O Ivo estava a fazer há algum tempo uma peça chamada Todas as Coisas Maravilhosas, mas eu nunca tinha estado atenta ao ponto de me informar sobre o que era a peça. No entanto naquele dia de ano novo ouvi o Ivo e no dia seguinte estava a encomendar o livro e a torcer para que um dia pudesse ver a peça, que parecia, de facto, maravilhosa.
Every Brilliant Thing é narrado por uma personagem que começa por contar o dia em que, com 7 anos, o pai o foi buscar à escola porque a mãe estava no hospital. Tinha feito algo estúpido, dissera o pai. A criança percebe que a mãe não vê motivos para viver e, por isso, começa a fazer uma lista de todas as coisas brilhantes que fazem a vida valer a pena, uma lista de todas as coisas maravilhosas.
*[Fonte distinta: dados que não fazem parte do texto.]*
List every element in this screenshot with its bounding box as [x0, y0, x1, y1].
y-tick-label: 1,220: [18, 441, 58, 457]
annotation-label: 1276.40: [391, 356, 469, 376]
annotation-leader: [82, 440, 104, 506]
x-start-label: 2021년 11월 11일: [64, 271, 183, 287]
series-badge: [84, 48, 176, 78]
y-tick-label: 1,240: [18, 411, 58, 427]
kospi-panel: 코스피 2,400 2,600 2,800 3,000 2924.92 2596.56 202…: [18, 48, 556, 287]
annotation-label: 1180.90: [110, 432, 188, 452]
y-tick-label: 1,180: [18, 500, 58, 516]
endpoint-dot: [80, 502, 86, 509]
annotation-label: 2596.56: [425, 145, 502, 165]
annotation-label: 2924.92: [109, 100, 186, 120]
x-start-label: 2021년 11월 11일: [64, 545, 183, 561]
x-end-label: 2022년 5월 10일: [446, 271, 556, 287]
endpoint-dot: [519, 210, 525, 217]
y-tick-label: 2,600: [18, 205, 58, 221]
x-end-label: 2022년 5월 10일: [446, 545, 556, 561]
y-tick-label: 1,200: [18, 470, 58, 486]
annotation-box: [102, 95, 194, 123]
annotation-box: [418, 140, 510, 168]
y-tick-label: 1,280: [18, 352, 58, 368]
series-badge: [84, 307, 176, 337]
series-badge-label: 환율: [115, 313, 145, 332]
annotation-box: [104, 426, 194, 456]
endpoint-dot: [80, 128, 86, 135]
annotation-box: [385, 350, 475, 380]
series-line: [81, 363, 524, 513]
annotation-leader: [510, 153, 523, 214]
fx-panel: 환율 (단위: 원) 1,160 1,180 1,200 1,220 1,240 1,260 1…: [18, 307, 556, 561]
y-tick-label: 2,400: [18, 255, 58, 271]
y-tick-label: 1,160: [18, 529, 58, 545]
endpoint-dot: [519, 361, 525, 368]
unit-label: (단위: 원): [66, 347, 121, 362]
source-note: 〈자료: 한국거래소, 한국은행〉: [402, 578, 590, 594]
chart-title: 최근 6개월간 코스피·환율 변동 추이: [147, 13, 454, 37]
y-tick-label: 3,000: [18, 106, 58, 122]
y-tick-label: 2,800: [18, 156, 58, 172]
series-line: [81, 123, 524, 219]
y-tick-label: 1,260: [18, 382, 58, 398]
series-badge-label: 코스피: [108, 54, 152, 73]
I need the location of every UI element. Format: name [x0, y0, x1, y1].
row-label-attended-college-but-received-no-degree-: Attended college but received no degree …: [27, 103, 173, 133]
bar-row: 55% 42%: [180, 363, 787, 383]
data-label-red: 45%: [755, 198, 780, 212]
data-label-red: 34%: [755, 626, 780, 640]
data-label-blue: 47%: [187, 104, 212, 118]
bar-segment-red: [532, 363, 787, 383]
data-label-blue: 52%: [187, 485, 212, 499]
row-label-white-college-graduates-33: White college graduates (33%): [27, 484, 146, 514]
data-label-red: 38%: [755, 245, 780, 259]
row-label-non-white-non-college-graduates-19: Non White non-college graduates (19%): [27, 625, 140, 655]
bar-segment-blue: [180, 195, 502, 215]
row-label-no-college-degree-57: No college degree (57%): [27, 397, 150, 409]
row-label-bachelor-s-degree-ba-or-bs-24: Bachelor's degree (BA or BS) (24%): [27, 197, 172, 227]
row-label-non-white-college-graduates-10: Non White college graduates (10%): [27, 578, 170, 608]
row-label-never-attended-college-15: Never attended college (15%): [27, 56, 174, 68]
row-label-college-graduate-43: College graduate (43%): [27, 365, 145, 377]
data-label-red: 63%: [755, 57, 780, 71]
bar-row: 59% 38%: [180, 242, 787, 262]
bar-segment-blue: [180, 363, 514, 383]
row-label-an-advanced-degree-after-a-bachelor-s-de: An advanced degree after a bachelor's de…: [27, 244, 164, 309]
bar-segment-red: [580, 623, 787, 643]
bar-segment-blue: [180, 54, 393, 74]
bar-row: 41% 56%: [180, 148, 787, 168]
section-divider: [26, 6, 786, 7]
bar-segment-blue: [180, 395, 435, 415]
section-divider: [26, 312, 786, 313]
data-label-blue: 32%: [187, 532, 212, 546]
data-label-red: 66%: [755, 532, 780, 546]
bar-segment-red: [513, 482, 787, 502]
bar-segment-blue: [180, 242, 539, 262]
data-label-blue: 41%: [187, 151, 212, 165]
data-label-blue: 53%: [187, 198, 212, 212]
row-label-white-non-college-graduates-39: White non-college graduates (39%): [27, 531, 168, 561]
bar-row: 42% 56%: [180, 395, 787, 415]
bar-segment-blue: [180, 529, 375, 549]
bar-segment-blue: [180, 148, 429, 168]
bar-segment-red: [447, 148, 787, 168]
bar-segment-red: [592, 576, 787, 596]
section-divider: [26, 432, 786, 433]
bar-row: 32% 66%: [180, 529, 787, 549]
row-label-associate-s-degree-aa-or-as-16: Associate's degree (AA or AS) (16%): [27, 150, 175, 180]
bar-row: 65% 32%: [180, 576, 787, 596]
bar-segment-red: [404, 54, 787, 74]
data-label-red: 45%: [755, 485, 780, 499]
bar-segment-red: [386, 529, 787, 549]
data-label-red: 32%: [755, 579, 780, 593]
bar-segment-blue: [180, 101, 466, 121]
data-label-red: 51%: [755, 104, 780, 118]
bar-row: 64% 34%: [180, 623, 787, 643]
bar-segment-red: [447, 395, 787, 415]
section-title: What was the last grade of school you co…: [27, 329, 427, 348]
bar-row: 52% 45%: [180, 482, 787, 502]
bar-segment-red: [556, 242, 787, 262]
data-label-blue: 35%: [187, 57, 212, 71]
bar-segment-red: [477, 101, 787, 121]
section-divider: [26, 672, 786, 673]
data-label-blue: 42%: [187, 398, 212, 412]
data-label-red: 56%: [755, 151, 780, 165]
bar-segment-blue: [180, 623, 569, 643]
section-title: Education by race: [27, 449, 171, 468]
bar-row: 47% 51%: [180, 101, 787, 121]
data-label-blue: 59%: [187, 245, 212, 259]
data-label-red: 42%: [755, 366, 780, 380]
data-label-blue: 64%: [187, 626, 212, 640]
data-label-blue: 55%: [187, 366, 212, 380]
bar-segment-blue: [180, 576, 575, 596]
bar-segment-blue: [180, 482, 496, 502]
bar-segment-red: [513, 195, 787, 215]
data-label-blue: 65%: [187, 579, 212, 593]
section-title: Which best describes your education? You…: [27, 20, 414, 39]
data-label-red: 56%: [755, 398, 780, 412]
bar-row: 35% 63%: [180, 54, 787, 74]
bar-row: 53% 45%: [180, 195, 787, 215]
O livro só chegou um mês depois e, no dia em que chegou, peguei no livro à noite, no sofá, e comecei a folheá-lo. Não lia texto dramático há uns anos, mas um livro pequenino prometia. Eu só tencionava folheá-lo, mas quando dei por mim tinha terminado o texto. Foi uma leitura marcante. Primeiro, porque a saúde mental é um tema que me é demasiado próximo. Depois, porque todo o arco narrativo nos leva numa viagem semelhante à de alguém com depressão: o bom e o mau, as subidas e as descidas, os sorrisos e as lágrimas. Escusado será dizer que o adotei como um dos livros da minha vida. Reli-o este ano. Relê-lo-ei muito mais.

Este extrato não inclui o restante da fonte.